The Federal Bureau of Prisons "may at any time . . . direct the transfer of a prisoner from one penal or correctional facility to another." 18 U.S.C. § 3621(b). The decision to house a prisoner in a particular place is left to prison managers. Unless a prisoner is subjected to extraordinary treatment, and plaintiff makes no such showing here, the effect of those day-to-day decisions on prisoners are ordinary consequences of confinement for having committed a crime. Sandin v. Conner, 515 U.S. 472, 482 (1995); Franklin v. District of Columbia, 163 F.3d 625, 635 (D.C. Cir. 1998); Smith v. United States, 277 F.Supp.2d 100, 113 (D.D.C. 2003) (finding no liberty interest at stake in change in prisoner's custodial status from a halfway house to a prison).

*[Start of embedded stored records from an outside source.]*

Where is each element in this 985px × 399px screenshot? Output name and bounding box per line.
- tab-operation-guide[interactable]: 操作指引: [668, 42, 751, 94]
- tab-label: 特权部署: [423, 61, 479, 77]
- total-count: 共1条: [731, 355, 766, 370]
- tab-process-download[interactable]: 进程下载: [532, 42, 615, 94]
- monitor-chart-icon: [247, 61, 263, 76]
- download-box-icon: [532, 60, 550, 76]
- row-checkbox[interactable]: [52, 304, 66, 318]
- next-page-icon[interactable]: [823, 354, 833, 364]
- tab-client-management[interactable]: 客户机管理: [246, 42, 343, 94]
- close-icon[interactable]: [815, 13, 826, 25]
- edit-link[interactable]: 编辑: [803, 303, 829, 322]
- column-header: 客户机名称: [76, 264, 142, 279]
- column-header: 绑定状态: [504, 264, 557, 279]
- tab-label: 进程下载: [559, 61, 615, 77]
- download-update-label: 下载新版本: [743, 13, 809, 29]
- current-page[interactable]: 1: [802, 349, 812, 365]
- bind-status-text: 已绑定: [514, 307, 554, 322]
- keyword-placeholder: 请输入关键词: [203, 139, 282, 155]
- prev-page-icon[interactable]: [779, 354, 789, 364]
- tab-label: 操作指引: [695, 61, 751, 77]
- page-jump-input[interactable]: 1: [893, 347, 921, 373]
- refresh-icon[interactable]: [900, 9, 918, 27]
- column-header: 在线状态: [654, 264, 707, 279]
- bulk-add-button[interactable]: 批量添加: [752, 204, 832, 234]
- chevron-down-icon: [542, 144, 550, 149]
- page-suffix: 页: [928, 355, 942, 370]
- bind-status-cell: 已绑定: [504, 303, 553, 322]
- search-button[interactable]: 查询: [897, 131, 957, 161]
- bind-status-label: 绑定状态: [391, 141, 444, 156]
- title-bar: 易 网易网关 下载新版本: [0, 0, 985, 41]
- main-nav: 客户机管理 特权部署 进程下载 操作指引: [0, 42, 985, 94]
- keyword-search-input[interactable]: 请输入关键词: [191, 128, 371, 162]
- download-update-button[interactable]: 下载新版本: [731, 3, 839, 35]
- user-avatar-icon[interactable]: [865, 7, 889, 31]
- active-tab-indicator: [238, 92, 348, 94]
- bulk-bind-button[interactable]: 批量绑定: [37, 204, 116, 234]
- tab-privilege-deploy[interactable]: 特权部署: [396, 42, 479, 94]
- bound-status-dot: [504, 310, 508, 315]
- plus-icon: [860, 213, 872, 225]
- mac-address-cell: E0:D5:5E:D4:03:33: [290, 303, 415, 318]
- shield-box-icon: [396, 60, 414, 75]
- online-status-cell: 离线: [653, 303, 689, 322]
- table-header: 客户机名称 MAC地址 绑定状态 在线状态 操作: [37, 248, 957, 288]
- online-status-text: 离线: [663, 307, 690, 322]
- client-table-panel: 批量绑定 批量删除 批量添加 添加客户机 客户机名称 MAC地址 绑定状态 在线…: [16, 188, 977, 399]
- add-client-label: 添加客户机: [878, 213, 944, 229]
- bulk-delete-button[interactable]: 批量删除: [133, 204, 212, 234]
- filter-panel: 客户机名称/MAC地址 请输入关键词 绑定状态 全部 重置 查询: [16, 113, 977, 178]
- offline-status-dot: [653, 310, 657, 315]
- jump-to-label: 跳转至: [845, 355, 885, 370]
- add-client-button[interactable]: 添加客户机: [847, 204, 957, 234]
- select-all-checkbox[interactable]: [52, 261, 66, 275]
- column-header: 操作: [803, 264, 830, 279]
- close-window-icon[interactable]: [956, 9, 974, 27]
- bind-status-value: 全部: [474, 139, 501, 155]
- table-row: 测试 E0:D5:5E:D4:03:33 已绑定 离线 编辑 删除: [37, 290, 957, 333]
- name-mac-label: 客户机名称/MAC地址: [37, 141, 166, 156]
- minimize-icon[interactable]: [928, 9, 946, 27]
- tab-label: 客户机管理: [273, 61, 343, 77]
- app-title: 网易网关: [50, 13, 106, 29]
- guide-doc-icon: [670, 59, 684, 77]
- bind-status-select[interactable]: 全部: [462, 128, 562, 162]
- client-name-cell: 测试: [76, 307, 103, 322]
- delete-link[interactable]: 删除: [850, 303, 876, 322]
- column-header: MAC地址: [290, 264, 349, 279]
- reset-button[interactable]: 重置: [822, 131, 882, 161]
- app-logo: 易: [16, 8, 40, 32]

Plaintiff's challenges to the fact or duration of his confinement sound in habeas, and are moot due to his release from confinement. Absent a showing that his conviction or sentence has been invalidated, he is not entitled to an award of damages on his § 1983 and Bivens claims because a judgment in his favor necessarily would imply the invalidity of his conviction or sentence. The doctrine of sovereign immunity bars his claims for damages against the Federal Bureau of Prisons and against federal government officials or employees in their official capacities. Judicial immunity protects the federal district judges, federal magistrate judge, and the Superior Court judge named as defendants to this action. Plaintiff fails to state a claim against Mayor Williams, and the Amended Complaint does not set forth adequately a factual basis for his conspiracy claims. For the reasons stated herein, the motion to dismiss filed on behalf of the United States Probation Office and Anthony Hill will be granted. Plaintiff's Motion for the Court to Serve Additional Defendants in this Case, and his other pending motions, will be denied.
An Order consistent with this Memorandum Opinion will be issued separately on this same date.